E3S Web of Conferences (Jan 2019)
Walanae Fault Kinematic Deduced from Geometric Geodetic GNSS GPS Monitoring
Abstract
The western Sulawesi region has the main structural boundary, the Palu Koro Fault which divides from Palu Bay at the northest part to Central Sulawesi and continues into the Bone Gulf in southest part. In the southern part of this region, namely the South Sulawesi Arm zone, there is a Walanae fault which is defined as a sinistral wrench with a NW-SE direction that divides the South Arm of Sulawesi. This fault in the northern part is expected to continue to the northwest intersecting the Makassar Strait and unite with Paternoster-Lupar (Kalimantan) sutures and at the southest ending in Flores thrust fault.

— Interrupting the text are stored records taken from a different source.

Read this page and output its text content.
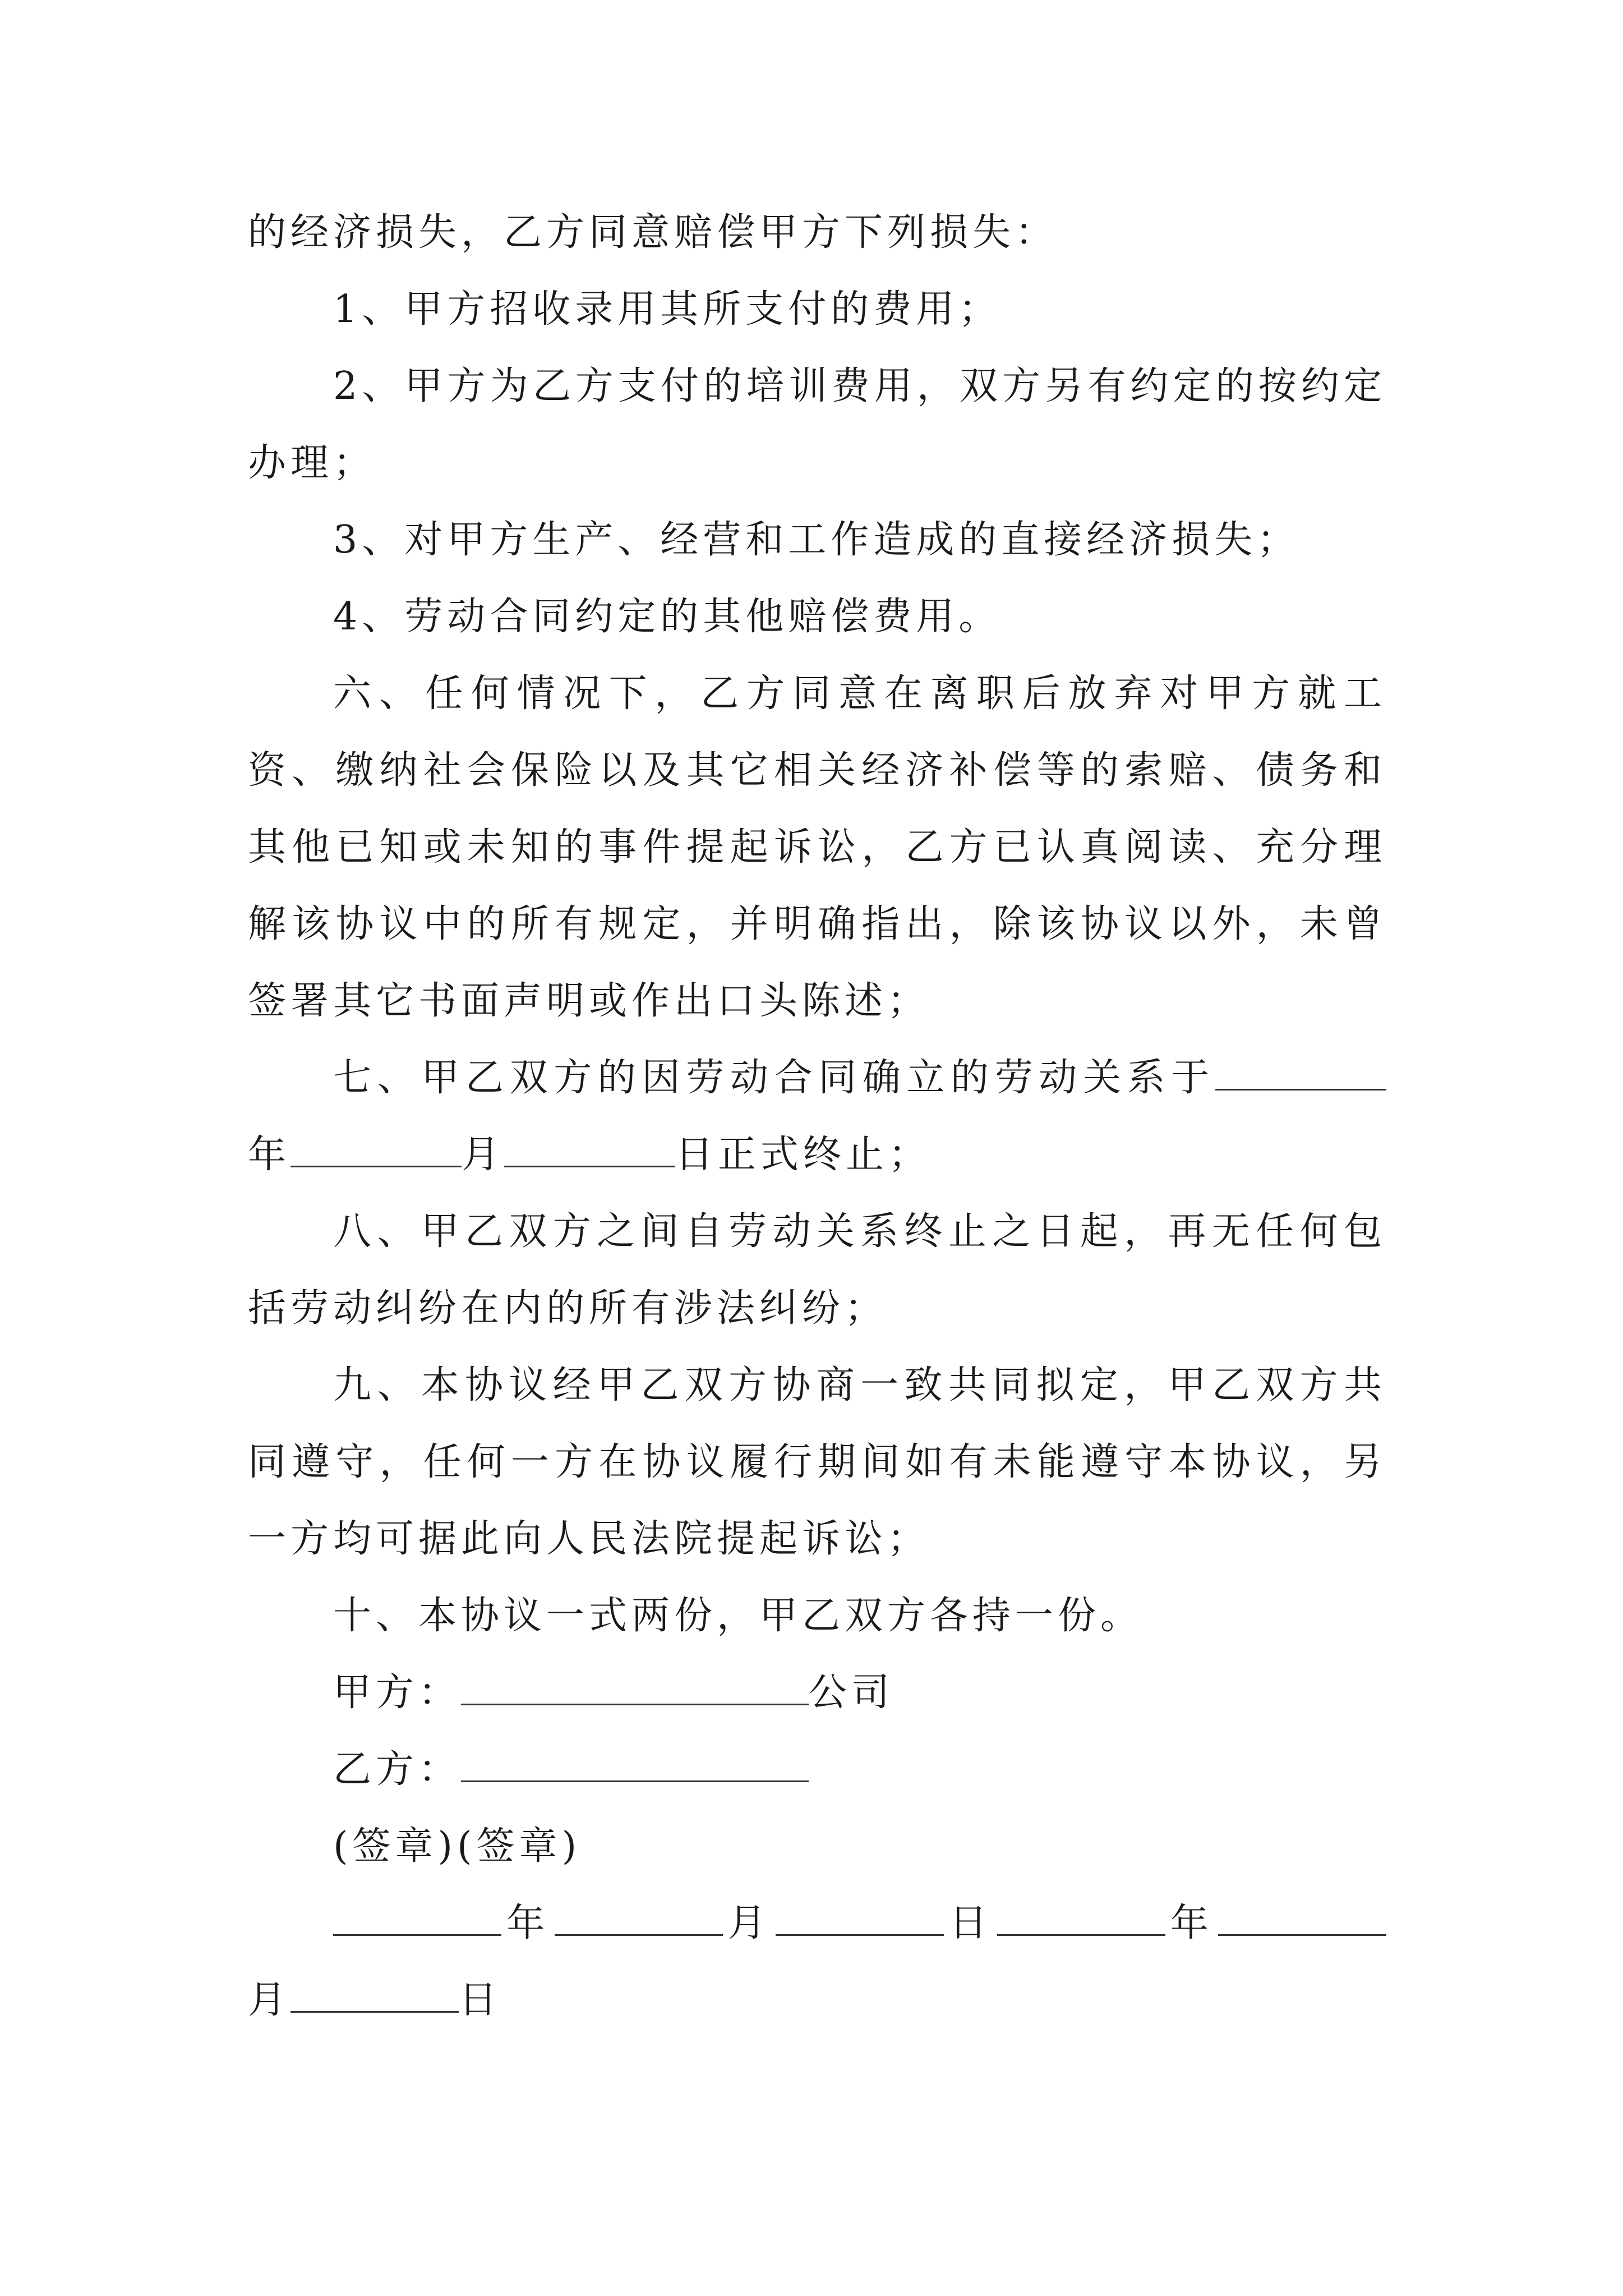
的经济损失，乙方同意赔偿甲方下列损失：

1、甲方招收录用其所支付的费用；

2、甲方为乙方支付的培训费用，双方另有约定的按约定办理；

3、对甲方生产、经营和工作造成的直接经济损失；

4、劳动合同约定的其他赔偿费用。

六、任何情况下，乙方同意在离职后放弃对甲方就工资、缴纳社会保险以及其它相关经济补偿等的索赔、债务和其他已知或未知的事件提起诉讼，乙方已认真阅读、充分理解该协议中的所有规定，并明确指出，除该协议以外，未曾签署其它书面声明或作出口头陈述；

七、甲乙双方的因劳动合同确立的劳动关系于

年	月	日正式终止；

八、甲乙双方之间自劳动关系终止之日起，再无任何包括劳动纠纷在内的所有涉法纠纷；

九、本协议经甲乙双方协商一致共同拟定，甲乙双方共同遵守，任何一方在协议履行期间如有未能遵守本协议，另一方均可据此向人民法院提起诉讼；

十、本协议一式两份，甲乙双方各持一份。

甲方：	公司

乙方：

(签章)(签章)

年	月	日	年

月	日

Walanae fault system did not only have one strand but was divided into 4 parts, namely the northern East Walanae Fault with a slip rate of 6.634 mm/year and the southern part with a 7.097 mm/year of slip rate, as well as the northern part of West Walanae Fault with a slip rate of 4.528 mm/year and the southern part with a slip rate of 3.270 mm/year. The northern part of Walanae fault system has opening or spreading pattern occurs that is in harmony with the formation of Walanae depression. By using simple geometric modeling, we found the fault system have 2 strain partitions with dominant sinistral strike slip pattern at southern part and combination between left lateral strike slip with thrust fault pattern at northern part.